In the final ten minutes of a game when you’re down by one? I can get behind that. But I don’t think throwing them together a few minutes into a game every time you’re trailing and then having to throw all your other lines into a blender is a great recipe for long-term success.
If this whole rant sounds familiar to you, it’s because I covered all of this on my daily show ‘Oilersnation Everyday’ which streams on The Nation Network YouTube channel every weekday and game day at noon mountain time.
Keeping McDavid and Draisaitl split up is one thing that I would like to see in the next few games, the other thing I’d like to see is more from Ryan Nugent-Hopkins at even strength.
Now, Ryan Nugent-Hopkins brings plenty to the table on the special teams side of things. He’s a powerplay witch to quote my good friend Lowetide and he’s one of their most used penalty killers, racking up 7:51 of shorthanded time on ice through two games which is the most by any forward. Hyman is second at 6:57 and surprisingly Ryan McLeod is third at 6:01.
He’s a very good special teams player and since the Oilers can rely on him to kill penalties, they’re really never forced to overuse either of McDavid or Draisaitl when they’re down a man and can use that time to rest them. McDavid has been on the ice for 0:52 of SH time while Draisaitl is up at 4:30 since they like using him for faceoffs. Giving those two a chance to rest is important and Nugent-Hopkins is one of the reasons they can do that.
Still, this team needs more from Nugent-Hopkins at 5v5. Last year was not a great season for #92. He scored 11 goals in 68 games with just seven of them coming at even strength. If they’re going to commit to him being their third-line centre, which I’m fine with, then they need to have him putting up better offensive numbers, which I actually believe he’s capable of.
In back-to-back seasons, his even-strength shooting percentage has been below 8%. Before that, it was 12.5%, 12.4%, and 15.2%. He scored at a 20-goal pace, or better, in all three of those seasons. There should be some positive regression soon, it’s why I picked him to be one of the Oiler’s eight 20-goal scorers this year as one of my bold predictions.
He needs to finish off his chances better and if that comes, then the Oilers will get more goals while McDavid and Draisaitl are off the ice.

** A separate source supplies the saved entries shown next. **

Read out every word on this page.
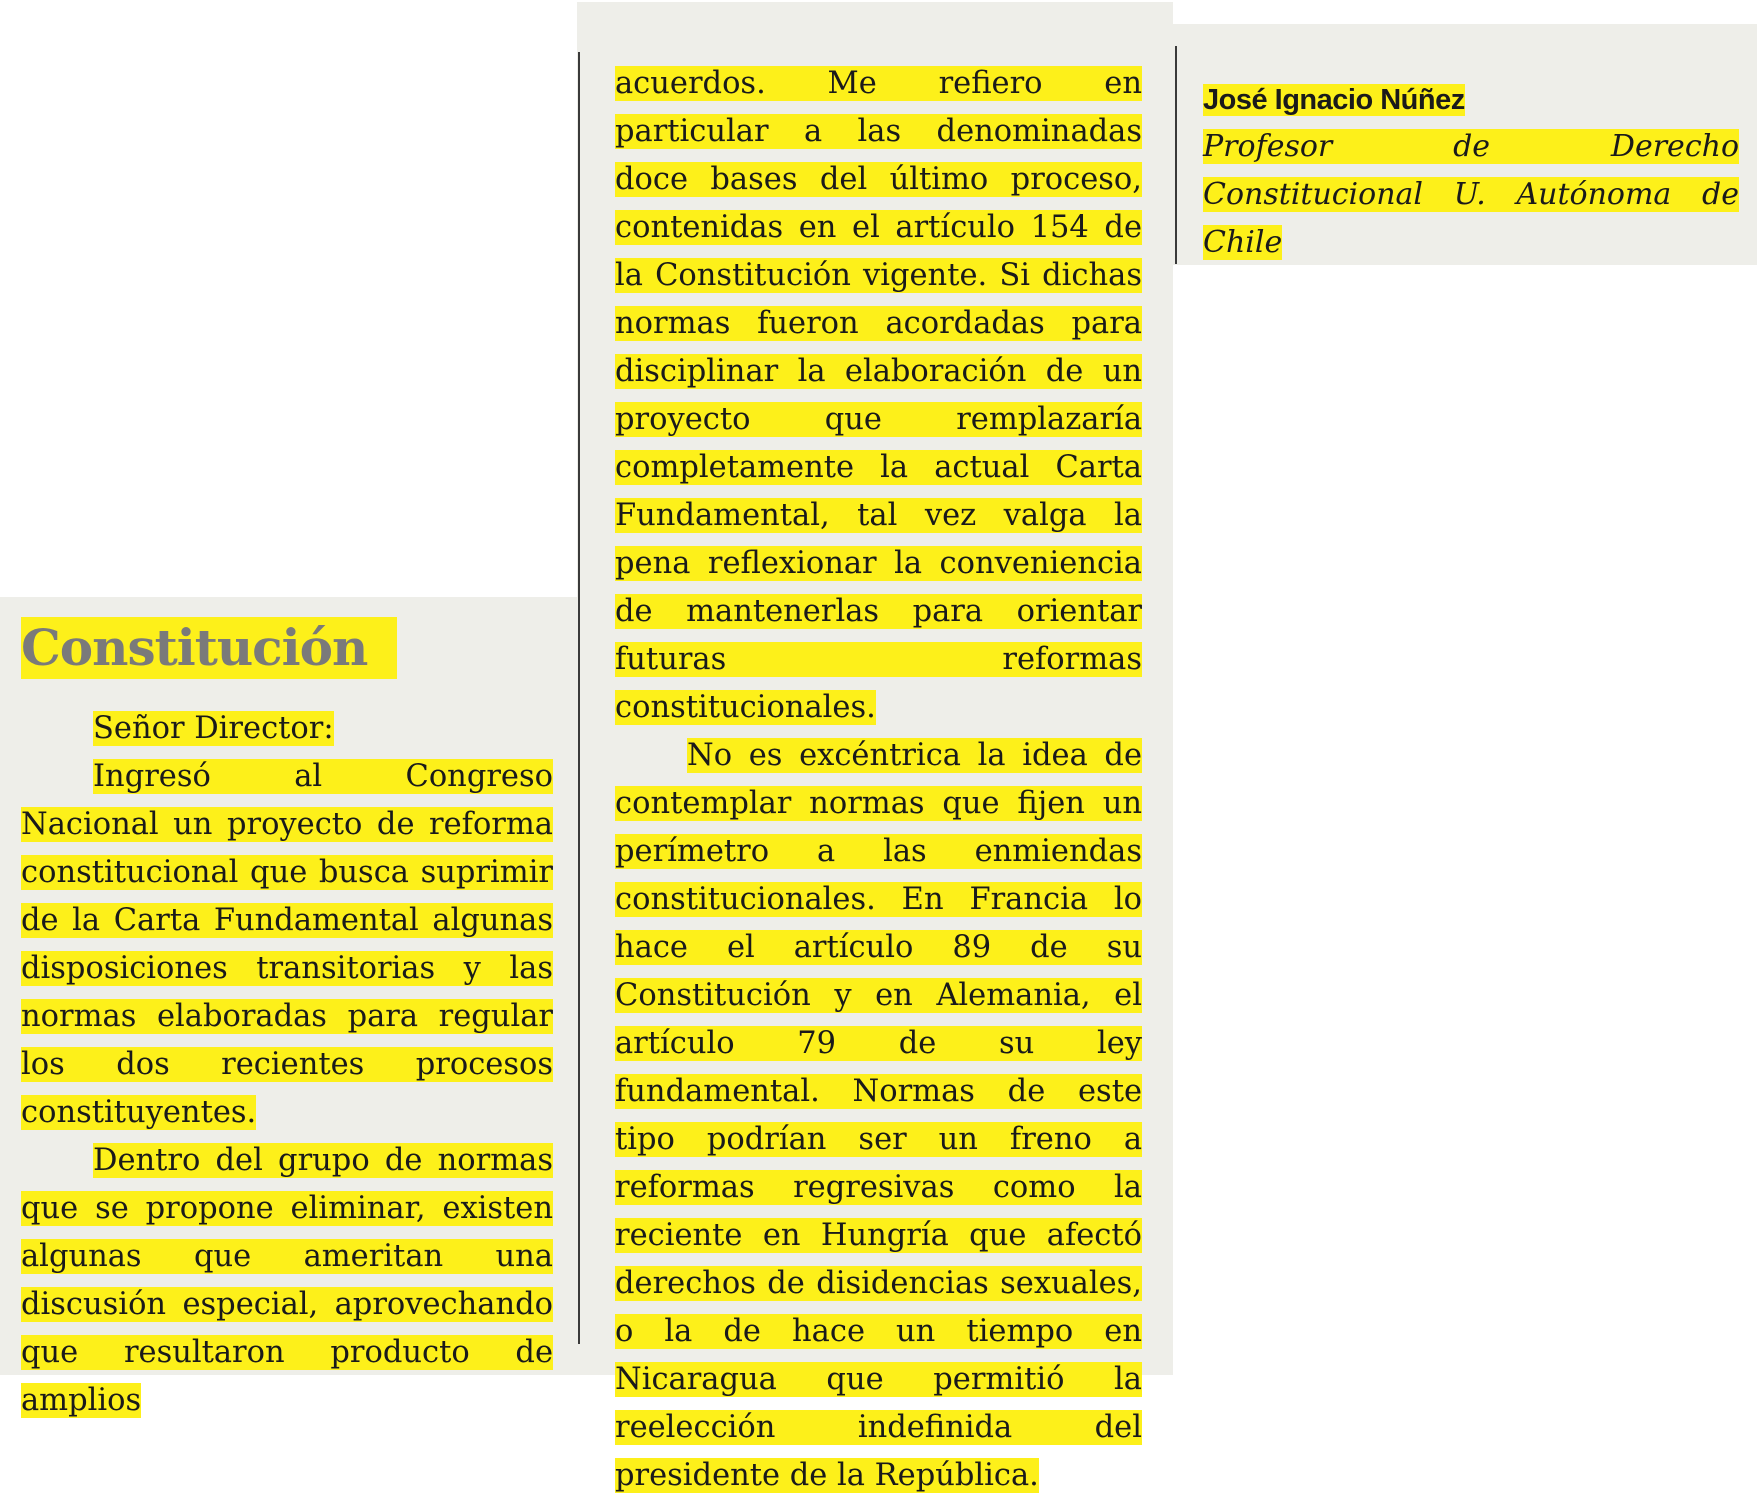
Constitución

Señor Director:

Ingresó al Congreso Nacional un proyecto de reforma constitucional que busca suprimir de la Carta Fundamental algunas disposiciones transitorias y las normas elaboradas para regular los dos recientes procesos constituyentes.

Dentro del grupo de normas que se propone eliminar, existen algunas que ameritan una discusión especial, aprovechando que resultaron producto de amplios

acuerdos. Me refiero en particular a las denominadas doce bases del último proceso, contenidas en el artículo 154 de la Constitución vigente. Si dichas normas fueron acordadas para disciplinar la elaboración de un proyecto que remplazaría completamente la actual Carta Fundamental, tal vez valga la pena reflexionar la conveniencia de mantenerlas para orientar futuras reformas constitucionales.

No es excéntrica la idea de contemplar normas que fijen un perímetro a las enmiendas constitucionales. En Francia lo hace el artículo 89 de su Constitución y en Alemania, el artículo 79 de su ley fundamental. Normas de este tipo podrían ser un freno a reformas regresivas como la reciente en Hungría que afectó derechos de disidencias sexuales, o la de hace un tiempo en Nicaragua que permitió la reelección indefinida del presidente de la República.

José Ignacio Núñez
Profesor de Derecho Constitucional U. Autónoma de Chile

One idea that I’ll discuss a little bit more on tomorrow’s show: pair up Jesse Puljujarvi and Ryan Nugent-Hopkins on the third line. Give Nugent-Hopkins a player capable of driving play. They’ve spent a considerable amount of time together this season and while the results haven’t been outstanding, outshot 9-7 in 16:15 together and no goals for, they also haven’t been on the ice together for a goal against. I think this duo could have potential. Give it a try.
What’s your take? How should Woodcroft put together the top nine for tomorrow’s game against Buffalo?